6. Gutierrezia sarothrae (Pursh) Britton & Rusby, Trans. New York Acad. Sci. 7: 10. 1887.
Kindlingweed
Solidago sarothrae Pursh, Fl. Amer. Sept. 2: 540. 1813; Xanthocephalum sarothrae (Pursh) Shinners
Subshrubs, 10–60(–100) cm. Stems minutely hispidulous. Leaves: basal and proximal absent at flowering; cauline blades 1- or 3-nerved, linear to lanceolate, sometimes filiform and fascicled, 1.5–2(–3) mm wide, little reduced distally. Heads (sessile to subsessile in compact glomerules) in dense, flat-topped, corymbiform arrays. Involucres cylindric to cuneate-campanulate, 1.5–2(–3) mm diam. Phyllary apices flat. Ray florets (2–)3–8; corollas yellow, 3–5.5 mm. Disc florets (2–)3–9 (usually bisexual and fertile, rarely functionally staminate, corollas tubular-funnelform, lobes erect to spreading or recurved, deltate). Cypselae 0.8–1.6(–2.2) mm, faces without oil cavities, densely strigoso-sericeous; pappi of 1–2 series of narrowly oblong- to ovate-lanceolate or obovate scales (readily falling, those of discs 1 / 3 – 1 / 2 corollas, shorter on rays). 2n = 8, 16, 32.
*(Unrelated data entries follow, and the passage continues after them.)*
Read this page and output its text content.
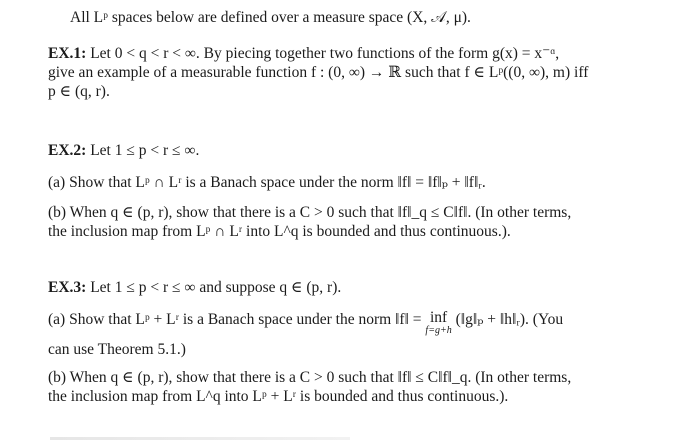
All Lᵖ spaces below are defined over a measure space (X, 𝒜, μ).

EX.1: Let 0 < q < r < ∞. By piecing together two functions of the form g(x) = x⁻ᵅ,
give an example of a measurable function f : (0, ∞) → ℝ such that f ∈ Lᵖ((0, ∞), m) iff
p ∈ (q, r).
EX.2: Let 1 ≤ p < r ≤ ∞.
(a) Show that Lᵖ ∩ Lʳ is a Banach space under the norm ‖f‖ = ‖f‖ₚ + ‖f‖ᵣ.
(b) When q ∈ (p, r), show that there is a C > 0 such that ‖f‖_q ≤ C‖f‖. (In other terms,
the inclusion map from Lᵖ ∩ Lʳ into L^q is bounded and thus continuous.).
EX.3: Let 1 ≤ p < r ≤ ∞ and suppose q ∈ (p, r).
(a) Show that Lᵖ + Lʳ is a Banach space under the norm ‖f‖ = inf
f=g+h
(‖g‖ₚ + ‖h‖ᵣ). (You
can use Theorem 5.1.)
(b) When q ∈ (p, r), show that there is a C > 0 such that ‖f‖ ≤ C‖f‖_q. (In other terms,
the inclusion map from L^q into Lᵖ + Lʳ is bounded and thus continuous.).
Flowering Jul–Nov(–Jan). Grasslands, commonly on rocky, open slopes; 50–2900 m; Alta., Man., Sask.; Ariz., Calif., Colo., Idaho, Kans., Minn., Mont., Nebr., Nev., N.Mex., N.Y., N.Dak., Okla., Oreg., S.Dak., Tex., Utah, Wash., Wyo.; Mexico (Baja California, Baja California Sur, Chihuahua, Coahuila, Durango, Nuevo León, San Luis Potosí, Sonora, Zacatecas).
Gutierrezia sarothrae is often abundant in overgrazed pastures; it is naturalized in New York.